We conclude that plaintiff possessed a right to the funds in his account that afforded the trial court subject-matter jurisdiction to review administrative decisions affecting the loss of that right. See Const. 1963, art. 6, § 28. Although plaintiff was not found guilty of Class I misconduct, the sanctions nonetheless resulted in the permanent deprivation of property. Unlike the prisoner in Martin, his property was not merely removed from his cell and returned to his home; moreover, he was not subject to the mere loss or suspension of privileges that we have found to be unreviewable. Our decision in Martin resulted not merely from the label given to the misconduct charge but was informed by the generally transitory nature of the sanctions for minor misconducts and the absence in that case of any deprivation of constitutional rights. Martin, 214 Mich. App. at 411, 414, 542 N.W.2d 884 (noting that judicial review of an administrative decision may be precluded “where constitutional rights are not implicated” and concluding that the minor misconduct charge at issue “ ‘did not affect private rights or licenses’ ”), quoting Const. 1963, art. 6, § 28.6 Consequently, we conclude that the trial court erred by applying the major-minor conduct distinction too formulaically and without consideration of the constitutional issues presented.

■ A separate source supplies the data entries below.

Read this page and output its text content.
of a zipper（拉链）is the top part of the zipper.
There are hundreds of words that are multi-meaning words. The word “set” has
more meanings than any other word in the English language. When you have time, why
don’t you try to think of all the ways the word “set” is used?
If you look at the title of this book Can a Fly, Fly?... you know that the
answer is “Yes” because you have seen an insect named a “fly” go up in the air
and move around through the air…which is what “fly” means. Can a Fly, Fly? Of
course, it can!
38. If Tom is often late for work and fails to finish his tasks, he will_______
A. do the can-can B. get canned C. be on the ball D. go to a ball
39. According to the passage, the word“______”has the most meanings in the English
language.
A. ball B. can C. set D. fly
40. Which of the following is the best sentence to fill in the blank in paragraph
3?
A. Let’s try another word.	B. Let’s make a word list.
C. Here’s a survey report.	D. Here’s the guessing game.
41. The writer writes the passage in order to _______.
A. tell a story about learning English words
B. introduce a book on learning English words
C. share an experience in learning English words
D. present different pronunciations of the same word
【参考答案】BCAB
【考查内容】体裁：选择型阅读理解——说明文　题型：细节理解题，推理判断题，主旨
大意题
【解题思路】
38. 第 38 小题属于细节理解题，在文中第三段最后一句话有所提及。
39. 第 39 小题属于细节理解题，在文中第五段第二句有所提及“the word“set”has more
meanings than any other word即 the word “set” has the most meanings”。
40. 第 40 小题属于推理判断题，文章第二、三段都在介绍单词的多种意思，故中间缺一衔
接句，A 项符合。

For these reasons, we reverse the trial court's order dismissing plaintiff's appeal and remand for further proceedings. We express no opinion regarding the ultimate success or failure of plaintiff's appeal before the trial court, but only conclude that the trial court possessed subject-matter jurisdiction over the appeal.

Reversed and remanded for further proceedings consistent with this opinion. We do not retain jurisdiction.

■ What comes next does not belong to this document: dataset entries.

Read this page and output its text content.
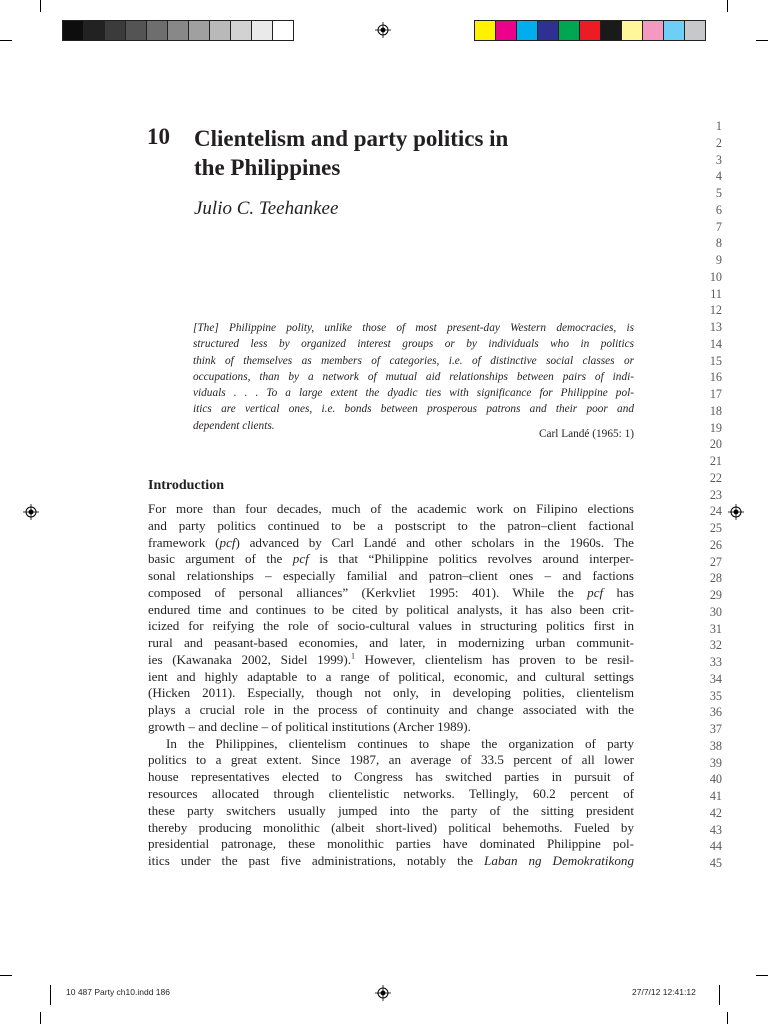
1
2
3
4
5
6
7
8
9
10
11
12
13
14
15
16
17
18
19
20
21
22
23
24
25
26
27
28
29
30
31
32
33
34
35
36
37
38
39
40
41
42
43
44
45
10 Clientelism and party politics in
the Philippines
Julio C. Teehankee
[The] Philippine polity, unlike those of most present-day Western democracies, is
structured less by organized interest groups or by individuals who in politics
think of themselves as members of categories, i.e. of distinctive social classes or
occupations, than by a network of mutual aid relationships between pairs of indi-
viduals . . . To a large extent the dyadic ties with significance for Philippine pol-
itics are vertical ones, i.e. bonds between prosperous patrons and their poor and
dependent clients.
Carl Landé (1965: 1)
Introduction
For more than four decades, much of the academic work on Filipino elections
and party politics continued to be a postscript to the patron–client factional
framework (pcf) advanced by Carl Landé and other scholars in the 1960s. The
basic argument of the pcf is that “Philippine politics revolves around interper-
sonal relationships – especially familial and patron–client ones – and factions
composed of personal alliances” (Kerkvliet 1995: 401). While the pcf has
endured time and continues to be cited by political analysts, it has also been crit-
icized for reifying the role of socio-cultural values in structuring politics first in
rural and peasant-based economies, and later, in modernizing urban communit-
ies (Kawanaka 2002, Sidel 1999).$^1$ However, clientelism has proven to be resil-
ient and highly adaptable to a range of political, economic, and cultural settings
(Hicken 2011). Especially, though not only, in developing polities, clientelism
plays a crucial role in the process of continuity and change associated with the
growth – and decline – of political institutions (Archer 1989).
In the Philippines, clientelism continues to shape the organization of party
politics to a great extent. Since 1987, an average of 33.5 percent of all lower
house representatives elected to Congress has switched parties in pursuit of
resources allocated through clientelistic networks. Tellingly, 60.2 percent of
these party switchers usually jumped into the party of the sitting president
thereby producing monolithic (albeit short-lived) political behemoths. Fueled by
presidential patronage, these monolithic parties have dominated Philippine pol-
itics under the past five administrations, notably the Laban ng Demokratikong
10 487 Party ch10.indd 186	27/7/12 12:41:12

1.   Jackson v. Dir. of Dep't of Corrections, unpublished order of the Court of Appeals, entered August 22, 2018 (Docket No. 342882).

2.   MDOC states that in accordance with Mich. Admin. Code, R. 791.6639, the funds were confiscated and placed in a prisoner-benefit fund.

3.   See Lakin v. Dep't of Corrections, unpublished per curiam opinion of the Court of Appeals, issued July 19, 2012, 2012 WL 2947906 (Docket No. 305154).

4.   The unpublished decision cited by the trial court related to a loss of privileges; it did not involve a confiscation of property.

5.   Opinions from this Court issued before November 1, 1990, are not binding upon this Court but may be persuasive. See MCR 7.215(J)(1).

6.   We note that plaintiff does not argue specifically that he was denied due process in connection with his loss of privileges for 15 days; nor, under Martin, is that sanction subject to judicial review. Martin, 214 Mich. App. at 408-409, 542 N.W.2d 884. Consequently, on remand, any relief that the trial court may grant to plaintiff would only relate to the confiscation of funds from his prisoner account.

Boonstra, J.

M. J. Kelly, P.J., and Riordan, J., concurred with Boonstra, J.